Les transactions se réalisent grâce à une unité universelle : les "points JEU".
À la base, une unité, un "point JEU" équivaut à une minute de temps humain. Vous offrez une heure de votre temps à votre voisin, il inscrit alors + 60 points dans votre carnet (et vous soustrayez
60 unités dans le sien). Il a été également établi par l'usage des premières années, qu'une heure équivaut à 10$ CND ou 10$ USD ou 10 Euros (1$ = 6 unités). Le système de points est totalement
relatif. Les participants peuvent s'entendre sur une toute autre valeur lors d'une transaction (comme par exemple, "payer" une gardienne 5 $ de l'heure au lieu de 10 $. Un travail réalisé à
l'ordinateur peut être rémunéré à 20$/hr ou plus, la machine étant considérée comme un individu). On peut donc établir toutes transactions sur une base horaire ou sur la valeur monétaire de ce
pays et de cette époque. Si vous estimez que le produit que vous voulez vendre vaut 100$, la transaction sera donc de 600 unités.
Dans l'ensemble du système, l'addition de tous les soldes des participants est
toujours égale à 0. Cet équilibre se maintient sur toute la planète. Vous pouvez très bien utiliser vos "points" acquis dans votre village québécois pour l'échanger contre la location d'une villa
dans le Midi de la France...
Il y a plusieurs avantages aux SEL, mais ils restent difficiles à présenter, car
chaque système est différent.
Un SEL est un creuset où chacun apporte son expérience, ses déboires et ses
réflexions sur l'économie libérale. Un SEL ne veut pas se couper du reste du monde, mais cherche un autre angle de pénétration pour l'insérer le plus harmonieusement possible. Le SEL donne aussi
l'occasion d'expérimenter concrètement d'autres types de relation par rapport au travail, l'argent, les relations sociales, les activités qui nous plaisent ou nous
rebutent...
Concrètement, un SEL est un système multilatéral d'échanges, régulé grâce à une
unité de mesure intermédiaire. Supposons que l'unité de mesure s'appelle le "sourire" (c'est le cas pour un SEL de France), qu'un selien ou selienne, disons Bill a fait de la
couture pour Boule, alors Boule donne à Bill un certain montant de "sourires", dépendant du temps occupé.Comme Boule plus tard effectuera d'autres services pour d'autres personnes du sel, il
recevra d'autres "sourires" et cela va tourner.
Selon ses défenseurs, si l'intérêt fondamental des SELs est de permettre de
nouvelles activités et d'introduire de nouveaux flux monétaires, afin de pallier le manque de monnaie traditionnelle des participants, ils permettent surtout de créer des liens plutôt que de
créer des biens dans le groupe, qui s'assimile finalement à un grand groupe d'entraide.

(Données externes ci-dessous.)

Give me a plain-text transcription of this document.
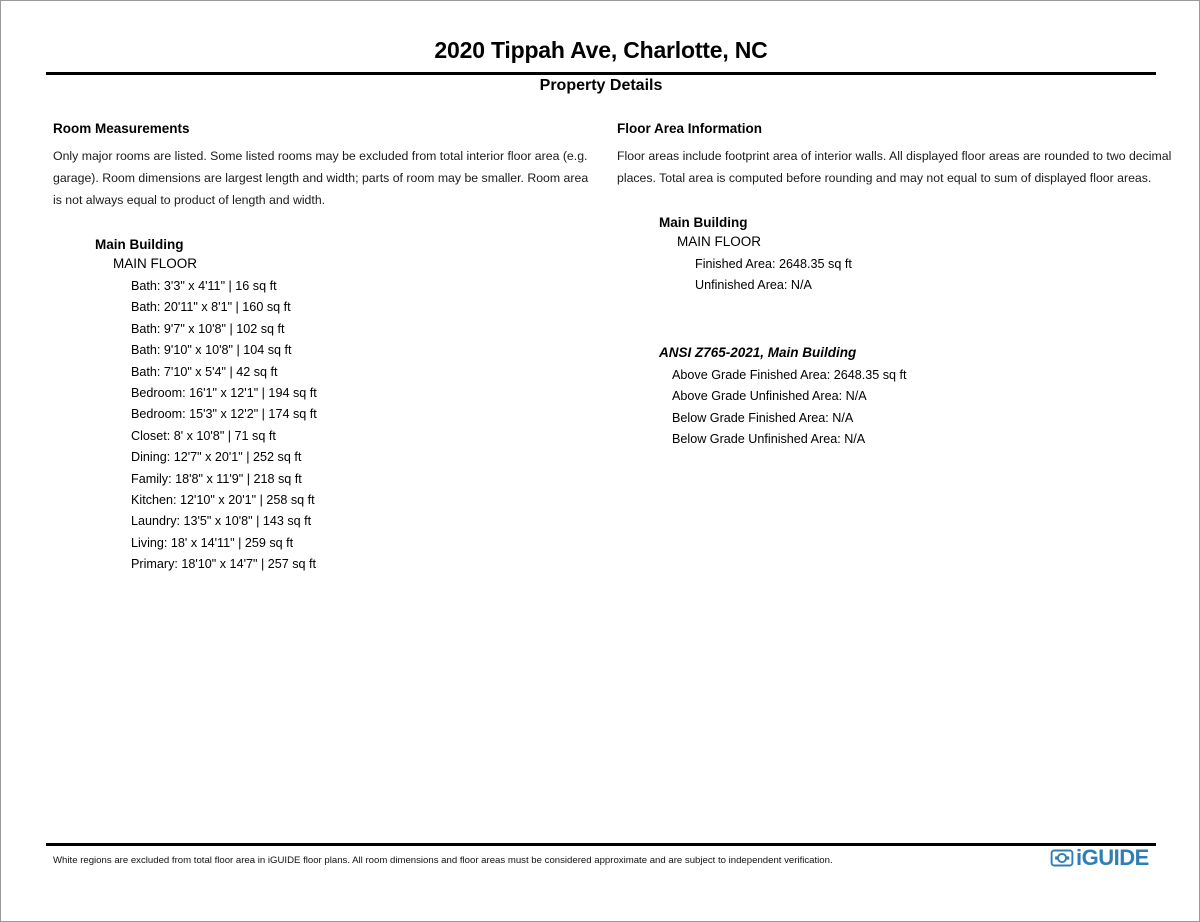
2020 Tippah Ave, Charlotte, NC
Property Details
Room Measurements

Only major rooms are listed. Some listed rooms may be excluded from total interior floor area (e.g. garage). Room dimensions are largest length and width; parts of room may be smaller. Room area is not always equal to product of length and width.

Main Building
MAIN FLOOR
Bath: 3'3" x 4'11" | 16 sq ft
Bath: 20'11" x 8'1" | 160 sq ft
Bath: 9'7" x 10'8" | 102 sq ft
Bath: 9'10" x 10'8" | 104 sq ft
Bath: 7'10" x 5'4" | 42 sq ft
Bedroom: 16'1" x 12'1" | 194 sq ft
Bedroom: 15'3" x 12'2" | 174 sq ft
Closet: 8' x 10'8" | 71 sq ft
Dining: 12'7" x 20'1" | 252 sq ft
Family: 18'8" x 11'9" | 218 sq ft
Kitchen: 12'10" x 20'1" | 258 sq ft
Laundry: 13'5" x 10'8" | 143 sq ft
Living: 18' x 14'11" | 259 sq ft
Primary: 18'10" x 14'7" | 257 sq ft
Floor Area Information

Floor areas include footprint area of interior walls. All displayed floor areas are rounded to two decimal places. Total area is computed before rounding and may not equal to sum of displayed floor areas.

Main Building
MAIN FLOOR
Finished Area: 2648.35 sq ft
Unfinished Area: N/A
ANSI Z765-2021, Main Building
Above Grade Finished Area: 2648.35 sq ft
Above Grade Unfinished Area: N/A
Below Grade Finished Area: N/A
Below Grade Unfinished Area: N/A
White regions are excluded from total floor area in iGUIDE floor plans. All room dimensions and floor areas must be considered approximate and are subject to independent verification.	iGUIDE
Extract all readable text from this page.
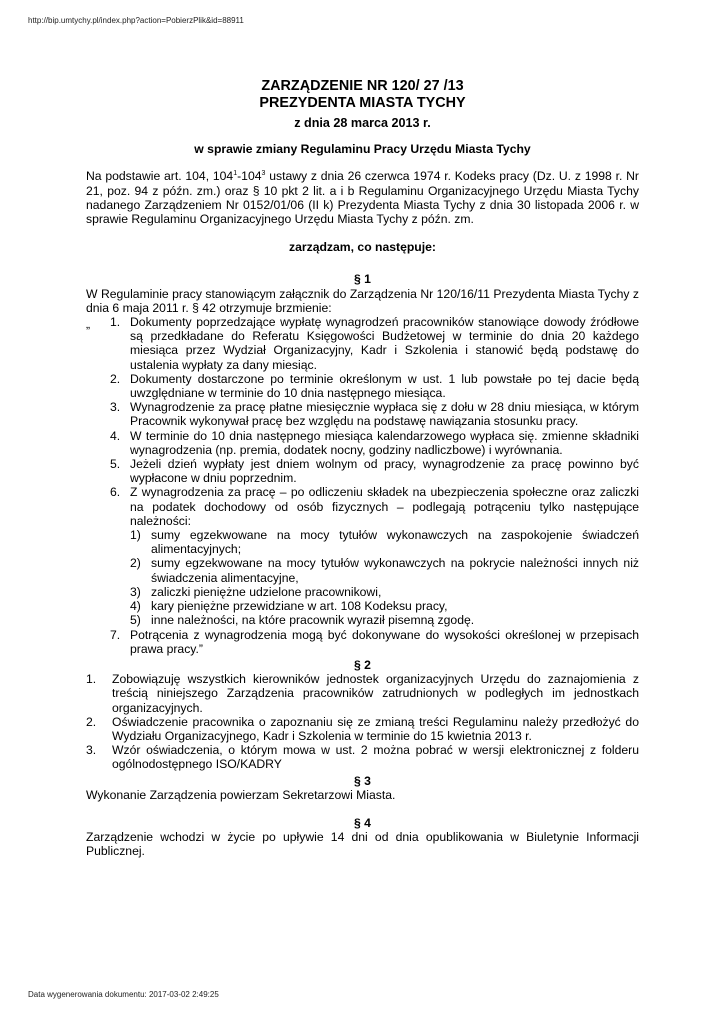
http://bip.umtychy.pl/index.php?action=PobierzPlik&id=88911
ZARZĄDZENIE NR 120/ 27 /13
PREZYDENTA MIASTA TYCHY
z dnia 28 marca 2013 r.
w sprawie zmiany Regulaminu Pracy Urzędu Miasta Tychy
Na podstawie art. 104, $104^1-104^3$ ustawy z dnia 26 czerwca 1974 r. Kodeks pracy (Dz. U. z 1998 r. Nr 21, poz. 94 z późn. zm.) oraz § 10 pkt 2 lit. a i b Regulaminu Organizacyjnego Urzędu Miasta Tychy nadanego Zarządzeniem Nr 0152/01/06 (II k) Prezydenta Miasta Tychy z dnia 30 listopada 2006 r. w sprawie Regulaminu Organizacyjnego Urzędu Miasta Tychy z późn. zm.
zarządzam, co następuje:
§ 1
W Regulaminie pracy stanowiącym załącznik do Zarządzenia Nr 120/16/11 Prezydenta Miasta Tychy z dnia 6 maja 2011 r. § 42 otrzymuje brzmienie:
„ 1. Dokumenty poprzedzające wypłatę wynagrodzeń pracowników stanowiące dowody źródłowe są przedkładane do Referatu Księgowości Budżetowej w terminie do dnia 20 każdego miesiąca przez Wydział Organizacyjny, Kadr i Szkolenia i stanowić będą podstawę do ustalenia wypłaty za dany miesiąc.
2. Dokumenty dostarczone po terminie określonym w ust. 1 lub powstałe po tej dacie będą uwzględniane w terminie do 10 dnia następnego miesiąca.
3. Wynagrodzenie za pracę płatne miesięcznie wypłaca się z dołu w 28 dniu miesiąca, w którym Pracownik wykonywał pracę bez względu na podstawę nawiązania stosunku pracy.
4. W terminie do 10 dnia następnego miesiąca kalendarzowego wypłaca się. zmienne składniki wynagrodzenia (np. premia, dodatek nocny, godziny nadliczbowe) i wyrównania.
5. Jeżeli dzień wypłaty jest dniem wolnym od pracy, wynagrodzenie za pracę powinno być wypłacone w dniu poprzednim.
6. Z wynagrodzenia za pracę – po odliczeniu składek na ubezpieczenia społeczne oraz zaliczki na podatek dochodowy od osób fizycznych – podlegają potrąceniu tylko następujące należności:
1) sumy egzekwowane na mocy tytułów wykonawczych na zaspokojenie świadczeń alimentacyjnych;
2) sumy egzekwowane na mocy tytułów wykonawczych na pokrycie należności innych niż świadczenia alimentacyjne,
3) zaliczki pieniężne udzielone pracownikowi,
4) kary pieniężne przewidziane w art. 108 Kodeksu pracy,
5) inne należności, na które pracownik wyraził pisemną zgodę.
7. Potrącenia z wynagrodzenia mogą być dokonywane do wysokości określonej w przepisach prawa pracy.”
§ 2
1. Zobowiązuję wszystkich kierowników jednostek organizacyjnych Urzędu do zaznajomienia z treścią niniejszego Zarządzenia pracowników zatrudnionych w podległych im jednostkach organizacyjnych.
2. Oświadczenie pracownika o zapoznaniu się ze zmianą treści Regulaminu należy przedłożyć do Wydziału Organizacyjnego, Kadr i Szkolenia w terminie do 15 kwietnia 2013 r.
3. Wzór oświadczenia, o którym mowa w ust. 2 można pobrać w wersji elektronicznej z folderu ogólnodostępnego ISO/KADRY
§ 3
Wykonanie Zarządzenia powierzam Sekretarzowi Miasta.
§ 4
Zarządzenie wchodzi w życie po upływie 14 dni od dnia opublikowania w Biuletynie Informacji Publicznej.
Data wygenerowania dokumentu: 2017-03-02 2:49:25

Les premiers SELs sont apparus en Europe dans les années 30. Le premier SEL sur le
continent américain (LETS en anglais, pour Local Exchange Trading System) a été fondé au Canada, dans les années 80. Michael Linton, écossais, qui vivait sur l'île de Vancouver, voulait ainsi
aider les habitants de cette région touchée par le chômage. Il a donc proposé de créer un système basé sur le troc, dans une grande communauté, à l'aide d'une monnaie locale, le green
dollar.
L'expérience fut plutôt positive, malgré les réticences de certains éléments clés de
la région. Elle a duré cinq ans, avant de s'arrêter, suite à des problèmes internes de bureaucratie trop lourde et manquant de transparence, ce qui a amené une perte de confiance des adhérents.
Une vingtaine de systèmes semblables avaient cependant été lancés un peu partout en Amérique du Nord entre temps.
Le premier SEL moderne de France a été créé en 1994, en Ariège. Dix ans après, il y a près de 380 SEL dans 96 départements, de tailles plus ou moins modestes (de 2 à quelques centaines de membres) suivant les régions, qui permettent à plus de 20 000 personnes de procéder à des échanges.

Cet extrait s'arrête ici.